Hoe kan zo’n regime rechter spelen, als het zelf berecht zou moeten worden?’ Wondem wijst op de manier waarop het tribunaal duizenden verdachten soms al zes jaar in de gevangenis houdt, zonder een formele aanklacht. ‘Hoe lang krijg je in Nederland voor moord? Vijf jaar, tien jaar? Die verdachten hebben al zes jaar straf uitgezeten, zonder dat ze schuldig zijn bevonden.’ Ze maken zich boos over de Nederlandse overheid die achter het huidige regime blijft staan, waardoor vele honderden Ethiopiërs die de nieuwe machthebbers ontvluchtten asiel is geweigerd. De woordvoerder van Jan Pronk laat weten dat de minister wel wilde reageren maar hij werd weggeroepen voor een aktuele zaak. Wondem behoort tot de groep die geen asiel kregen ondanks de dikke pakken bewijzen die hij kon overleggen dat hij zowel onder Mengistu als onder Meles is vervolgd. ‘En ondanks het feit dat Meles EPRPleden en vermeende sympathisanten consequent laat oppakken, en dat honderden van hen verdwenen zijn.’ Teklu stelt vast dat een berechting van Alemu in Nederland straks misschien de beulen van het huidige regime ervan kan weerhouden hier asiel aan te vragen. Er is geen uitleveringsverdrag tussen Nederland en Ethiopië. Alemu kan zich hier dus nog steeds redelijk veilig voelen. De justitie is overigens wel bezig met de oprichting van een speciaal team voor de opsporing van oorlogsmisdaden en misdrijven tegen de menselijkheid, gepleegd door daders die zich in Nederland bevinden.
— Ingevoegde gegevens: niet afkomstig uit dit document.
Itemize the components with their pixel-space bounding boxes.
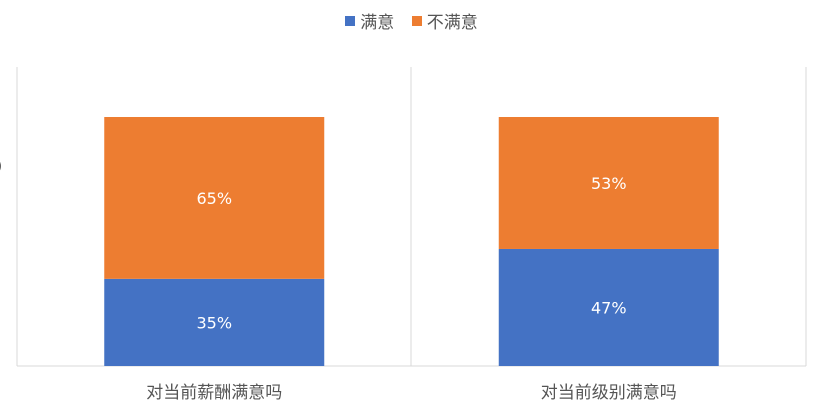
legend-swatch-satisfied [345, 15, 356, 26]
legend-label-unsatisfied: 不满意 [426, 13, 478, 33]
clipped-axis-label: ) [0, 156, 2, 175]
legend-swatch-unsatisfied [411, 15, 422, 26]
legend-item-unsatisfied[interactable]: 不满意 [411, 8, 478, 33]
legend-item-satisfied[interactable]: 满意 [345, 8, 394, 33]
x-tick-label-1: 对当前级别满意吗 [541, 383, 677, 403]
x-tick-label-0: 对当前薪酬满意吗 [146, 383, 282, 403]
bar-satisfied-0 [104, 278, 325, 366]
chart-legend: 满意 不满意 [0, 8, 823, 33]
bar-satisfied-1 [498, 248, 719, 366]
data-label-satisfied-1: 47% [591, 298, 627, 317]
data-label-satisfied-0: 35% [196, 313, 232, 332]
bar-unsatisfied-0 [104, 117, 325, 279]
data-label-unsatisfied-1: 53% [591, 174, 627, 193]
data-label-unsatisfied-0: 65% [196, 189, 232, 208]
bar-unsatisfied-1 [498, 117, 719, 249]
legend-label-satisfied: 满意 [360, 13, 395, 33]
Dit Nationaal Opsporingsteam Joegoslavische Oorlogsmisdadigers (Nojo) zal zich eerst vooral bezighouden met verdachten uit het voormalige Joegoslavië. Maar daarna komen ook statushouders en asielzoekers uit andere landen aan bod. Volgens het ministerie van Justitie heeft de Immigratie- en Naturalisatiedienst (IND) al een lijst samengesteld van statushouders van wie na de toelating bekend is geworden dat zij in hun eigen land het nodige op de kerfstok hebben. Zo gauw het Nojo-team op sterkte is, zal worden begonnen met het onderzoek naar de haalbaarheid van vervolging in zulke gevallen. Voor dat onderzoek zullen zowel in Nederland als in het land van herkomst getuigen moeten worden gehoord. Het ministerie kan zich er nog niet op vastleggen, maar schat de kans redelijk groot dat ook naar Eshetu Alemu een dergelijk onderzoek kan worden ingesteld. De uitkomsten daarvan bepalen of vervolging haalbaar is.
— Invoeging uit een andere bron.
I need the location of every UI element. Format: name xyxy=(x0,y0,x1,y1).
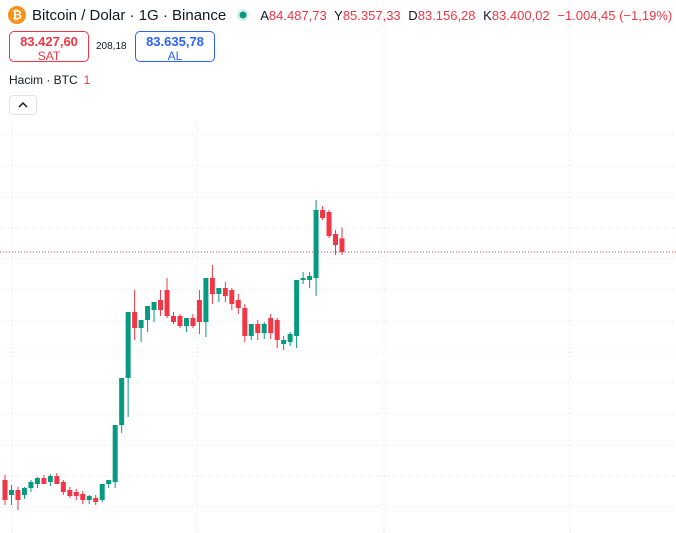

Informatie: Hij was tijdens het rode schrikbewind van Mengistu tegelijkertijd rechter en beul. Maar hier in Nederland kreeg hij de vluchtelingenstatus. Ethiopië beschouwt hem nu als oorlogsmisdadiger en wil hem berechten. Alleen bestaat tussen Nederland en Ethiopië geen uitleveringsverdrag. De Ethiopische gemeenschap in Nederland is verdeeld over wat er met hem moet gebeuren. Sommigen willen hem hier voor de rechter zien. Want, vinden ze, het huidige regime (maar dat wordt wel gesteund door Nederland) doet hetzelfde wat Mengistu deed.